Sur le plan de l’action ou de l’éthique, la philosophie occidentale se montre incapable de donner des règles simples et claires. Elle a renoncé à sa mission éducatrice au service de tous, pour devenir une affaire de spécialistes, qui se complaisent dans des virtuosités intellectuelles sans guère se soucier de se faire comprendre et d’aider les gens. Il vaut la peine d’aller voir dans la bibliothèque de Gunsbach les annotations féroces de Schweitzer dans les marges de son exemplaire de L’Etre et le temps d’Heidegger. Il reproche à ce livre de cultiver subtilité et obscurité, de se livrer à un jeu de l’esprit sans se préoccuper de l’action et de la pratique, sans vraiment chercher à communiquer.

La religion n’a guère fait mieux que la philosophie. Les grandes doctrines sont des spéculations gratuites ; elles accumulent des imaginations invérifiables. Les théologiens se disputent sur des questions qu’ils n’ont pas les moyens de trancher ; ils parlent abondamment de ce qu’ils ignorent complètement. Schweitzer, spécialiste du Nouveau Testament, estime que l’étude sérieuse de la Bible démontre avec évidence qu’elle ne fournit pas d’éléments suffisants pour fonder et légitimer la dogmatique classique ni, d’ailleurs, pour en construire une autre. Là également, il se montre agnostique et demande qu’on prenne acte de notre ignorance. Quelle folie que de vouloir définir Dieu, décrire son être, expliquer son action. Sur le plan éthique, les Églises ont aussi échoué ; la guerre en Europe en fournit une preuve aussi terrible qu’éclatante ; non seulement elles n’ont pas su inculquer l’amour du prochain à des peuples à majorité chrétienne, mais de plus elles se sont déconsidérées en bénissant tant et plus les différentes armées*.

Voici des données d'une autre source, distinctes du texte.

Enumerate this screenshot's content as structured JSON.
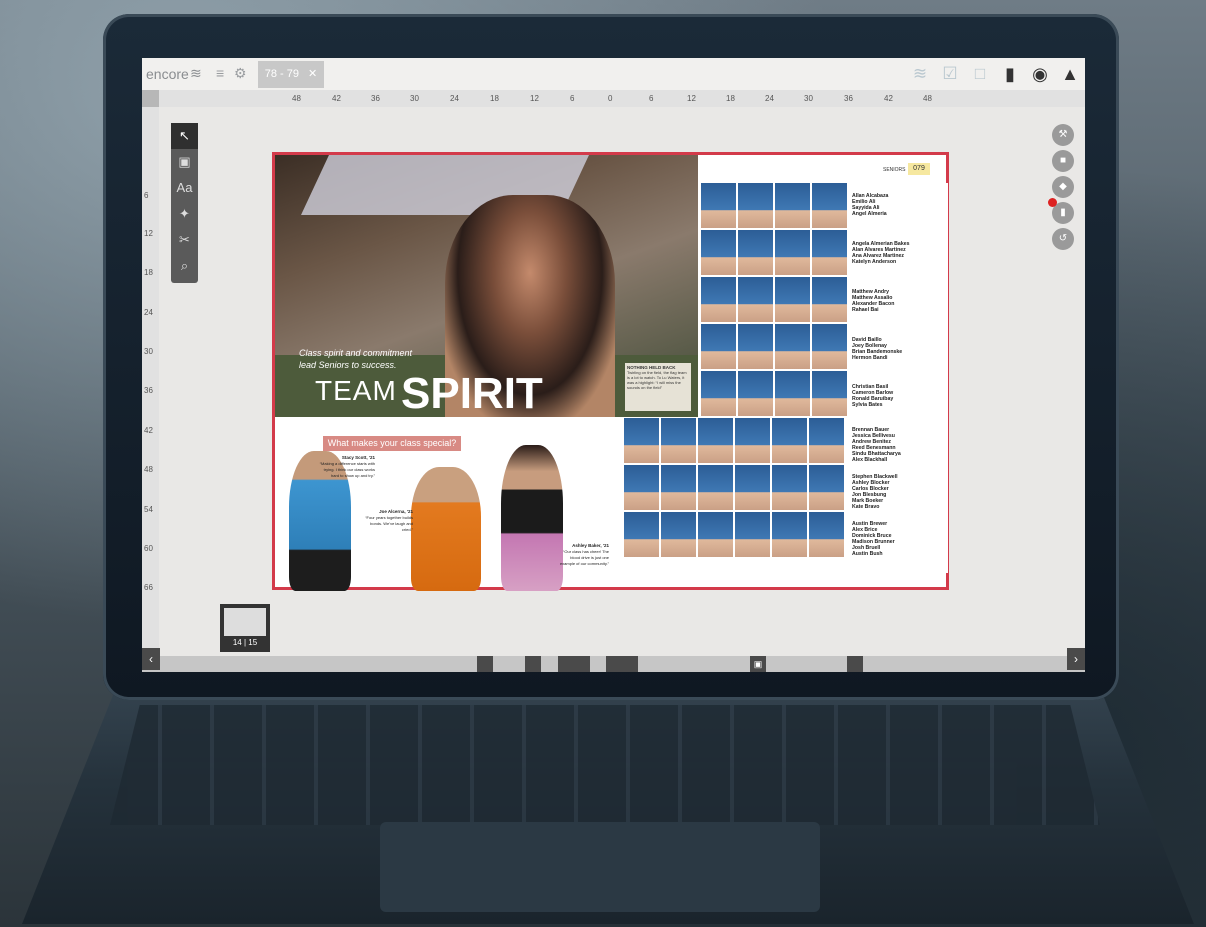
{
  "app": {
    "brand": "encore",
    "tab_label": "78 - 79",
    "tab_close": "✕"
  },
  "ruler": {
    "h_ticks": [
      "48",
      "42",
      "36",
      "30",
      "24",
      "18",
      "12",
      "6",
      "0",
      "6",
      "12",
      "18",
      "24",
      "30",
      "36",
      "42",
      "48"
    ],
    "v_ticks": [
      "6",
      "12",
      "18",
      "24",
      "30",
      "36",
      "42",
      "48",
      "54",
      "60",
      "66"
    ]
  },
  "tools": [
    "↖",
    "▣",
    "Aa",
    "✦",
    "✂",
    "⌕"
  ],
  "spread": {
    "caption": "Class spirit and commitment lead Seniors to success.",
    "headline_light": "TEAM",
    "headline_bold": "SPIRIT",
    "sidebar_title": "NOTHING HELD BACK",
    "sidebar_text": "Twirling on the field, the flag team is a lot to watch. To Lu Waters, it was a highlight: “I will miss the sounds on the field”",
    "section_question": "What makes your class special?",
    "quotes": [
      {
        "name": "Stacy Scott, '21",
        "text": "“Making a difference starts with trying. I think our class works hard to show up and try.”"
      },
      {
        "name": "Joe Alcerna, '21",
        "text": "“Four years together builds bonds. We’ve laugh and cried.”"
      },
      {
        "name": "Ashley Baker, '21",
        "text": "“Our class has cheer! The blood drive is just one example of our community.”"
      }
    ],
    "section_tag": "SENIORS",
    "page_number": "079",
    "name_groups": [
      [
        "Allan Alcabaza",
        "Emilio Ali",
        "Sayyida Ali",
        "Angel Almeria"
      ],
      [
        "Angela Almerian Bakes",
        "Alan Alvares Martinez",
        "Ana Alvarez Martinez",
        "Katelyn Anderson"
      ],
      [
        "Matthew Andry",
        "Matthew Assalio",
        "Alexander Bacon",
        "Rahael Bai"
      ],
      [
        "David Baillo",
        "Joey Bollenay",
        "Brian Bandemonske",
        "Hermon Bandi"
      ],
      [
        "Christian Basil",
        "Cameron Barlow",
        "Ronald Baruibay",
        "Sylvia Bates"
      ],
      [
        "Brennan Bauer",
        "Jessica Bellivesu",
        "Andrew Benitez",
        "Reed Benesmann",
        "Sindu Bhattacharya",
        "Alex Blackhall"
      ],
      [
        "Stephen Blackwell",
        "Ashley Blocker",
        "Carlos Blocker",
        "Jon Blesbung",
        "Mark Boeker",
        "Kate Bravo"
      ],
      [
        "Austin Brewer",
        "Alex Brice",
        "Dominick Bruce",
        "Madison Brunner",
        "Josh Bruell",
        "Austin Bush"
      ]
    ]
  },
  "thumbnail": {
    "label": "14 | 15"
  },
  "nav": {
    "prev": "‹",
    "next": "›",
    "lock": "▣"
  }
}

Schweitzer souligne l’échec de la mission civilisatrice dont l’Occident se glorifiait volontiers. Il dénonce dès 1905, en terme très durs, le colonialisme qui asservit et exploite les africains*. Avant et après la première guerre mondiale, il condamne les nationalismes* qui prennent de l’ampleur ; ils dressent les uns contre les autres les gens, et leur enseignent la haine. Il s’indigne de la cruauté avec laquelle on traite les animaux. La société industrielle nous asservit à une logique économique qui engendre misère et criminalité chez les uns, surmenage et superficialité chez les autres, ce qui conduit à l’étiolement de la pensée et de la spiritualité. Elle développe une administration, une organisation, et une technicisation qui étouffent la personnalité. Elle nous enferme dans un monde artificiel, et nous fait perdre le contact avec la nature. Elle pratique la torture* ; elle accumule des moyens de destruction, comme la bombe atomique, devenant ainsi suicidaire. Le progrès technique s’accompagne d’une décadence morale*. Les civilisations d’Orient donnent plus de valeur à la vie intérieure et à son développement ; par contre, elles favorisent l’inactivité ; elles se désintéressent des conditions d’existence de l’être humain; elles l’abandonnent à sa misère matérielle, physique, sociale*.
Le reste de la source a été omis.